Bingo! И солнце снова в небе!

Спасибо за решение вопроса и за то что ваша команда создает такой замечательный инструмент.

А решение временное, потому что идеологически лучше все же перейти на bulk'и?

Изначально просто использую метод одиночных запросов. Не помню почему так, наверное не нашел как забирать из брокера сразу несколько сообщений для воркера в используемых инструментах (celery). Есть смысл вернуться к поиску?

Да никакой идеологии тут нет - все очень прагматично :slight_smile: Я рассматривал переход на асинхронный fsync как средство диагностики, а не решение проблемы. То есть я просто хотел убедиться, что проблема именно в этом, прежде чем порекомендовать переходить на bulk. Запрос bulk оптимизирован для выполнения большого количества запросов на всех уровнях, начиная с сети и вплоть до синхронизации с диском. То есть кроме диска, вы улучшите производительность как на уровне CPU так и сети.

Игорь, что скажете по поводу такого подхода: сейчас у меня все документы собраны в одном индексе, если я их разнесу по определенному признаку, например ритейлеру, в разные индексы (для чего? ну например исключать из поиска не через query/filter, для подмены индексов (разные версии), для разграничения доступа разных проектов к документам, для уменьшения общего числа документов в каждом из индексов), т.о. у меня получится на данный момент пусть X0 индексов, затем их число возрастет до X00 и я буду передавать эту длинную строку ','.join() в index_name каждого запроса.
Криво?

Сейчас сталкиваюсь с тем что у меня увеличивается время обработки _search по мере увеличения товаров в индексе. Например корневая категория, около 3М товаров, запрос без фильтров, с двумя function_score, вычислимым полем script_fields.script_file, двумя сортировками, 5 агрегациями по параметрам приближается к х (не могу пока посмотреть на prod, там нет es.trace, по newrelic avg 662ms). Изменять подход или попробовать создать кластер?

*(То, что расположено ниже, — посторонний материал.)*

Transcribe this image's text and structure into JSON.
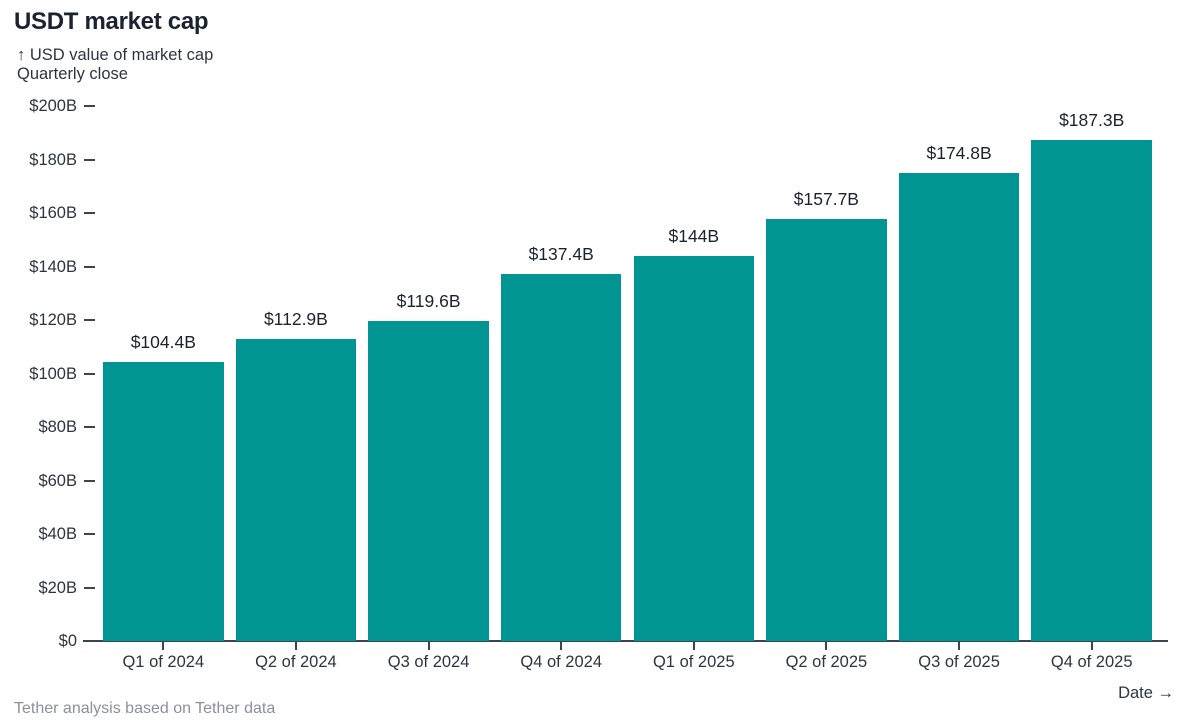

Сложно что-то конкретно рекомендовать, не зная деталей. Разделение по определенному признаку - это популярный подход, когда поиск или крупномасштабные изменения происходят по этому признаку. Разделять можно либо по шардам, либо по индексам, либо и по шардам и индексам одновременно с использование алиасов. В Elasticsearch: The Definitive Guide есть подробное описание данного подхода, так что я его здесь повторять не буду.

Что касается оптимизации запросов - то надо смотреть, что работает медленно. Самый простой способ - это создать нагрузку на тестовый кластер, так чтобы в любой момент несколько реальных запросов работало параллельно и запустить hot_threads несколько раз подряд. По результатам hot_threads часто можно понять, какая часть запроса вызывает наибольшую нагрузку.